The structure and oxygen affinity of hemoglobin from erythrocytes of CeCl(3) fed Wistar rats in the dose range of 0.2-20.0 mg/kg body weight/day were investigated by means of various spectroscopic methods. The changes in oxygen saturation curves of hemoglobin are dependent upon both feeding dose and feeding time. After 40 days feeding with 20 mg CeCl(3)/kg body weight/day, the curve changed to a double sigmoid shape and the oxygen affinity in low oxygen pressure increases. It regained the sigmoid form after 80 days feeding, but the degree of oxygen saturation in higher oxygen pressure became higher than that in the control. These results indicate that CeCl(3) can increase the oxygen affinity of hemoglobin of rat erythrocytes.
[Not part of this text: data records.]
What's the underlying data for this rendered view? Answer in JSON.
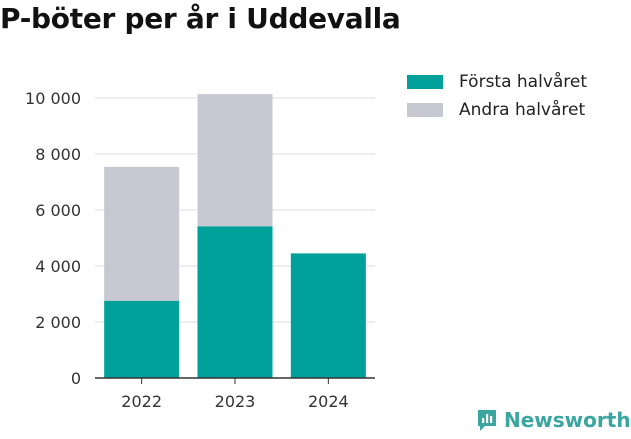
{
  "title": "P-böter per år i Uddevalla",
  "brand": {
    "name": "Newsworthy",
    "icon": "newsworthy-logo-icon",
    "color": "#3ba59f"
  },
  "chart_data": {
    "type": "bar",
    "stacked": true,
    "title": "P-böter per år i Uddevalla",
    "categories": [
      "2022",
      "2023",
      "2024"
    ],
    "series": [
      {
        "name": "Första halvåret",
        "color": "#00a19a",
        "values": [
          2760,
          5420,
          4450
        ]
      },
      {
        "name": "Andra halvåret",
        "color": "#c8c8d2",
        "values": [
          4780,
          4720,
          0
        ]
      }
    ],
    "ylim": [
      0,
      10000
    ],
    "yticks": [
      0,
      2000,
      4000,
      6000,
      8000,
      10000
    ],
    "ytick_labels": [
      "0",
      "2 000",
      "4 000",
      "6 000",
      "8 000",
      "10 000"
    ],
    "grid": true,
    "legend_position": "top-right",
    "xlabel": "",
    "ylabel": ""
  }
}
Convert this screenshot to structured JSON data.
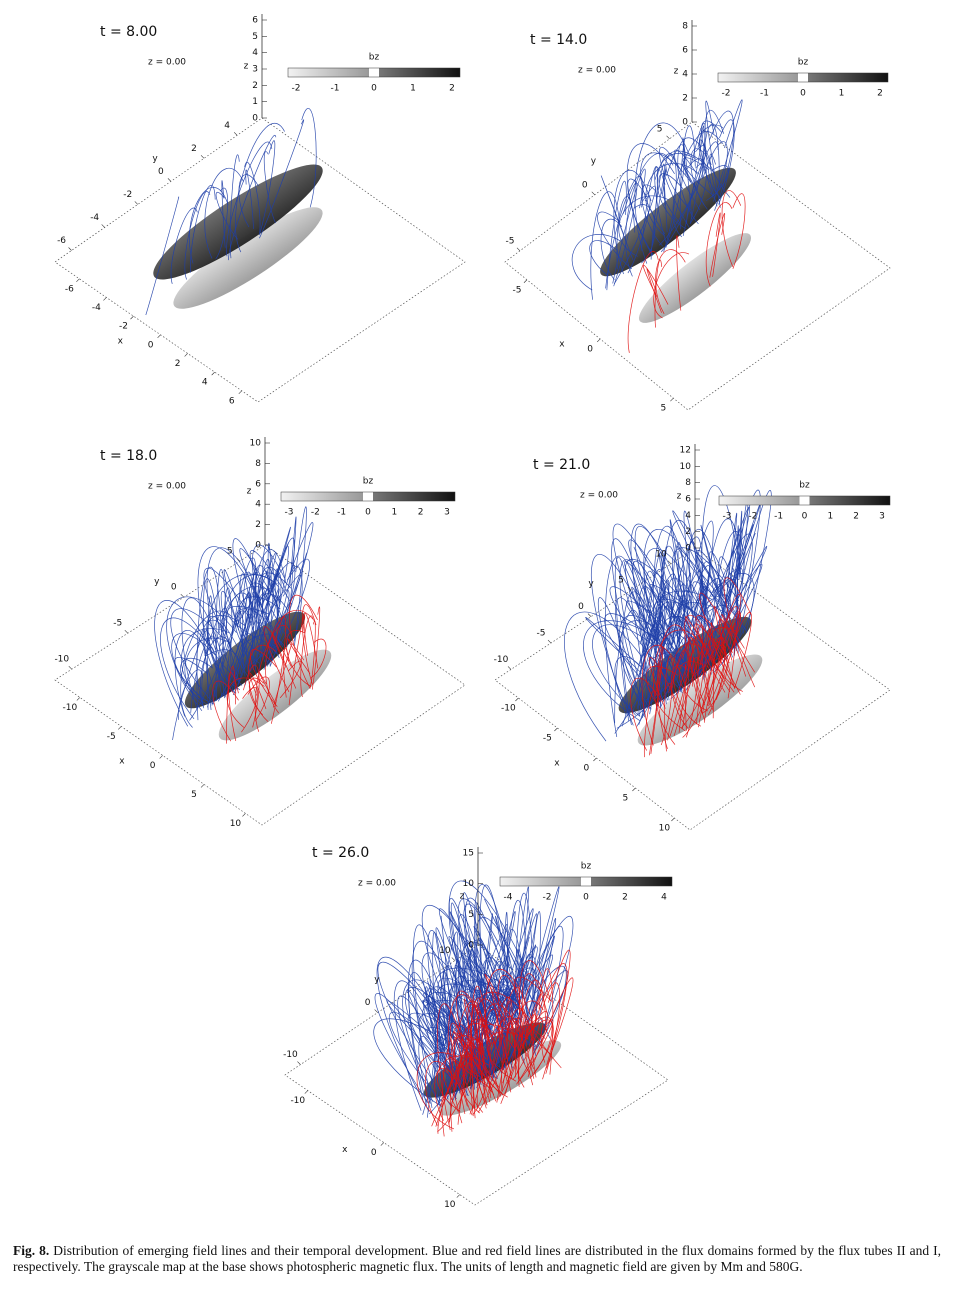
{
  "panels": [
    {
      "time_label": "t = 8.00",
      "z_label": "z = 0.00",
      "colorbar": {
        "title": "bz",
        "ticks": [
          "-2",
          "-1",
          "0",
          "1",
          "2"
        ]
      },
      "z_axis": {
        "label": "z",
        "ticks": [
          "0",
          "1",
          "2",
          "3",
          "4",
          "5",
          "6"
        ]
      },
      "y_axis": {
        "label": "y",
        "ticks": [
          "4",
          "2",
          "0",
          "-2",
          "-4",
          "-6"
        ]
      },
      "x_axis": {
        "label": "x",
        "ticks": [
          "-6",
          "-4",
          "-2",
          "0",
          "2",
          "4",
          "6"
        ]
      }
    },
    {
      "time_label": "t = 14.0",
      "z_label": "z = 0.00",
      "colorbar": {
        "title": "bz",
        "ticks": [
          "-2",
          "-1",
          "0",
          "1",
          "2"
        ]
      },
      "z_axis": {
        "label": "z",
        "ticks": [
          "0",
          "2",
          "4",
          "6",
          "8"
        ]
      },
      "y_axis": {
        "label": "y",
        "ticks": [
          "5",
          "0",
          "-5"
        ]
      },
      "x_axis": {
        "label": "x",
        "ticks": [
          "-5",
          "0",
          "5"
        ]
      }
    },
    {
      "time_label": "t = 18.0",
      "z_label": "z = 0.00",
      "colorbar": {
        "title": "bz",
        "ticks": [
          "-3",
          "-2",
          "-1",
          "0",
          "1",
          "2",
          "3"
        ]
      },
      "z_axis": {
        "label": "z",
        "ticks": [
          "0",
          "2",
          "4",
          "6",
          "8",
          "10"
        ]
      },
      "y_axis": {
        "label": "y",
        "ticks": [
          "5",
          "0",
          "-5",
          "-10"
        ]
      },
      "x_axis": {
        "label": "x",
        "ticks": [
          "-10",
          "-5",
          "0",
          "5",
          "10"
        ]
      }
    },
    {
      "time_label": "t = 21.0",
      "z_label": "z = 0.00",
      "colorbar": {
        "title": "bz",
        "ticks": [
          "-3",
          "-2",
          "-1",
          "0",
          "1",
          "2",
          "3"
        ]
      },
      "z_axis": {
        "label": "z",
        "ticks": [
          "0",
          "2",
          "4",
          "6",
          "8",
          "10",
          "12"
        ]
      },
      "y_axis": {
        "label": "y",
        "ticks": [
          "10",
          "5",
          "0",
          "-5",
          "-10"
        ]
      },
      "x_axis": {
        "label": "x",
        "ticks": [
          "-10",
          "-5",
          "0",
          "5",
          "10"
        ]
      }
    },
    {
      "time_label": "t = 26.0",
      "z_label": "z = 0.00",
      "colorbar": {
        "title": "bz",
        "ticks": [
          "-4",
          "-2",
          "0",
          "2",
          "4"
        ]
      },
      "z_axis": {
        "label": "z",
        "ticks": [
          "0",
          "5",
          "10",
          "15"
        ]
      },
      "y_axis": {
        "label": "y",
        "ticks": [
          "10",
          "0",
          "-10"
        ]
      },
      "x_axis": {
        "label": "x",
        "ticks": [
          "-10",
          "0",
          "10"
        ]
      }
    }
  ],
  "caption": {
    "label": "Fig. 8.",
    "text": "Distribution of emerging field lines and their temporal development. Blue and red field lines are distributed in the flux domains formed by the flux tubes II and I, respectively. The grayscale map at the base shows photospheric magnetic flux. The units of length and magnetic field are given by Mm and 580G."
  }
}
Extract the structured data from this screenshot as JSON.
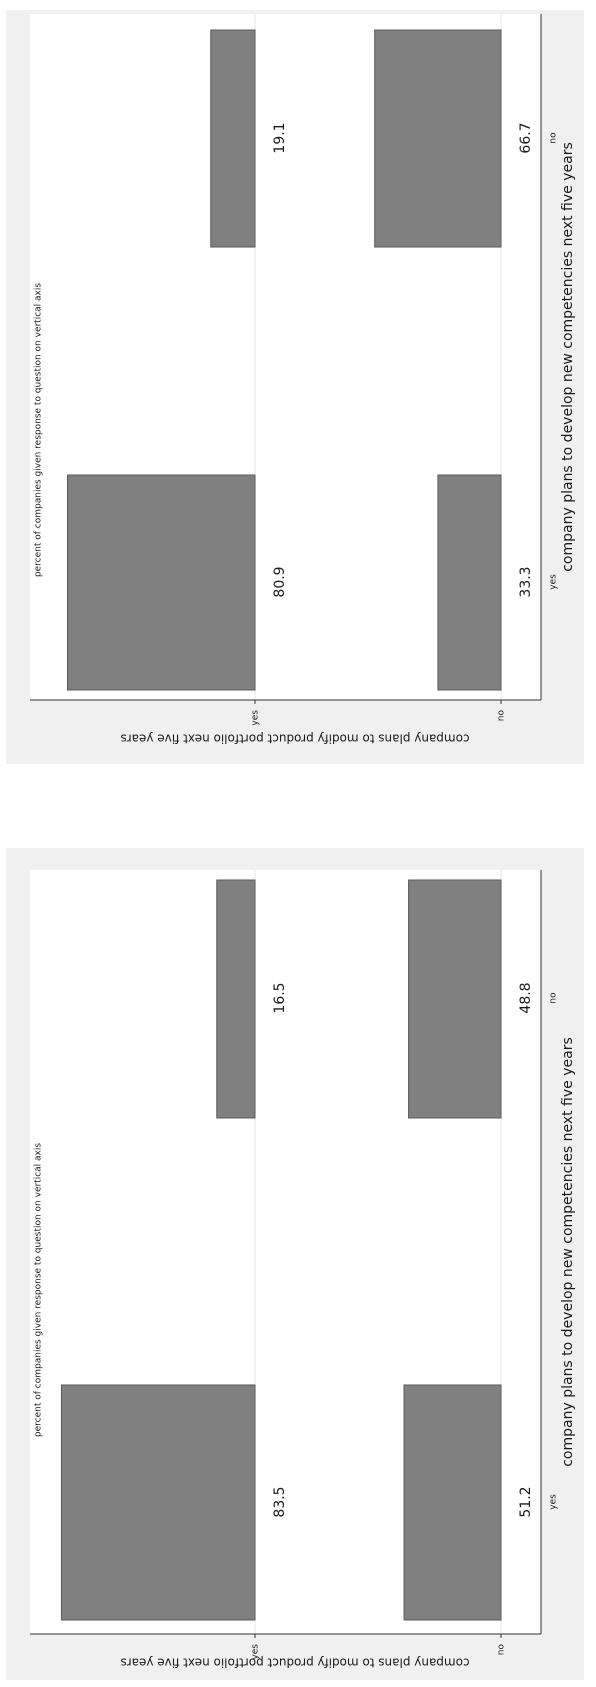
{
  "chart_data": [
    {
      "type": "bar",
      "panel": "top",
      "note": "percent of companies given response to question on vertical axis",
      "xlabel": "company plans to develop new competencies next five years",
      "ylabel": "company plans to modify product portfolio next five years",
      "x_categories": [
        "yes",
        "no"
      ],
      "y_categories": [
        "yes",
        "no"
      ],
      "cells": [
        {
          "x": "yes",
          "y": "yes",
          "value": 80.9,
          "label": "80.9"
        },
        {
          "x": "no",
          "y": "yes",
          "value": 19.1,
          "label": "19.1"
        },
        {
          "x": "yes",
          "y": "no",
          "value": 33.3,
          "label": "33.3"
        },
        {
          "x": "no",
          "y": "no",
          "value": 66.7,
          "label": "66.7"
        }
      ],
      "ylim": [
        0,
        100
      ],
      "colors": {
        "bar": "#808080",
        "bar_edge": "#5a5a5a",
        "background": "#f0f0f0",
        "plot": "#ffffff",
        "grid": "#e6e6e6"
      }
    },
    {
      "type": "bar",
      "panel": "bottom",
      "note": "percent of companies given response to question on vertical axis",
      "xlabel": "company plans to develop new competencies next five years",
      "ylabel": "company plans to modify product portfolio next five years",
      "x_categories": [
        "yes",
        "no"
      ],
      "y_categories": [
        "yes",
        "no"
      ],
      "cells": [
        {
          "x": "yes",
          "y": "yes",
          "value": 83.5,
          "label": "83.5"
        },
        {
          "x": "no",
          "y": "yes",
          "value": 16.5,
          "label": "16.5"
        },
        {
          "x": "yes",
          "y": "no",
          "value": 51.2,
          "label": "51.2"
        },
        {
          "x": "no",
          "y": "no",
          "value": 48.8,
          "label": "48.8"
        }
      ],
      "ylim": [
        0,
        100
      ],
      "colors": {
        "bar": "#808080",
        "bar_edge": "#5a5a5a",
        "background": "#f0f0f0",
        "plot": "#ffffff",
        "grid": "#e6e6e6"
      }
    }
  ]
}
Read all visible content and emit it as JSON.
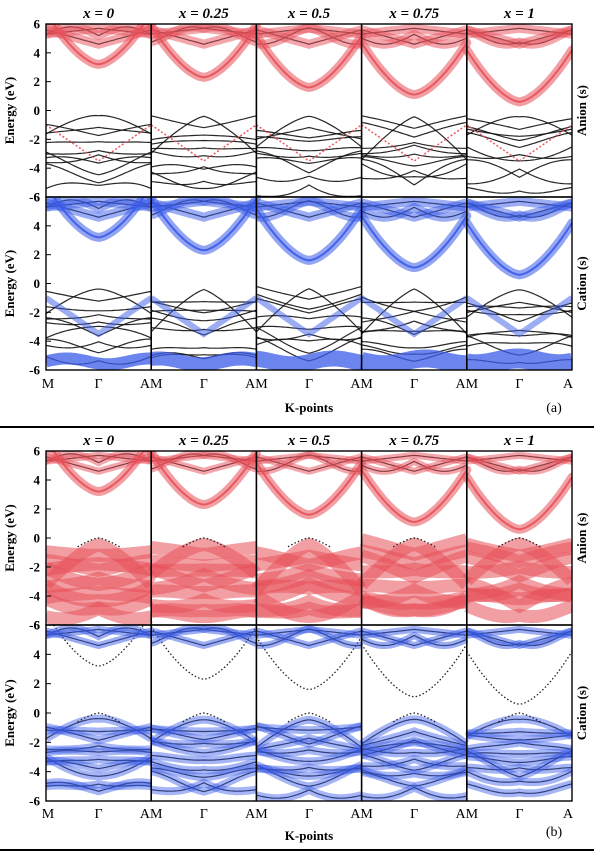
{
  "figure": {
    "energy_ylabel": "Energy (eV)",
    "xlabel": "K-points",
    "k_labels": [
      "M",
      "Γ",
      "A"
    ],
    "y_ticks": [
      "6",
      "4",
      "2",
      "0",
      "-2",
      "-4",
      "-6"
    ],
    "colors": {
      "anion": "#e8505a",
      "cation": "#3a5be8",
      "band": "#111111"
    }
  },
  "panels": [
    {
      "label": "(a)",
      "columns": [
        "x = 0",
        "x = 0.25",
        "x = 0.5",
        "x = 0.75",
        "x = 1"
      ],
      "rows": [
        {
          "side_label": "Anion (s)",
          "projection": "anion"
        },
        {
          "side_label": "Cation (s)",
          "projection": "cation"
        }
      ]
    },
    {
      "label": "(b)",
      "columns": [
        "x = 0",
        "x = 0.25",
        "x = 0.5",
        "x = 0.75",
        "x = 1"
      ],
      "rows": [
        {
          "side_label": "Anion (s)",
          "projection": "anion"
        },
        {
          "side_label": "Cation (s)",
          "projection": "cation"
        }
      ]
    }
  ],
  "chart_data": {
    "type": "line",
    "subplots": "band structure along M–Γ–A for composition x",
    "x": [
      "M",
      "Γ",
      "A"
    ],
    "compositions": [
      0,
      0.25,
      0.5,
      0.75,
      1
    ],
    "ylim": [
      -6,
      6
    ],
    "conduction_band_minimum_at_gamma": [
      3.2,
      2.3,
      1.6,
      1.1,
      0.6
    ],
    "valence_band_maximum_at_gamma": 0
  }
}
This effect is further demonstrated by the analysis of Mössbauer spectra of erythrocytes. Increase of hemoglobin content in erythrocytes was found in rats fed with CeCl(3). It might be the offset response to the poor oxygen-releasing capability of the hemoglobin. CD and FT-IR deconvoluted spectra indicate that secondary structures of hemoglobin have remarkable changes, characterized by a gradual decrease of alpha-helix content, in a dose- and feeding time-dependent fashion. Meanwhile, the 31P NMR spectra demonstrate that the level of 2,3-diphosphoglyceric acid (2,3-DPG) in erythrocytes, an allosteric regulator of oxygen release from hemoglobin, decreases due to its hydrolysis. In addition, the Mössbauer and ESR spectra show clearly that a fraction of the heme-iron changes from Fe (II) to Fe (III) in CeCl(3) fed rats. The results indicate that the oral administration of CeCl(3) leads to a microenvironment changes of heme in intracellular hemoglobin. Oxygen affinity changes might be attributed to a series of events triggered by the binding of Ce (III) to hemoglobin and 2,3-DPG, including conformational changes of hemoglobin and 2,3-DPG hydrolysis, respectively and also the partial transformation from heme-Fe (II) to heme-Fe (III).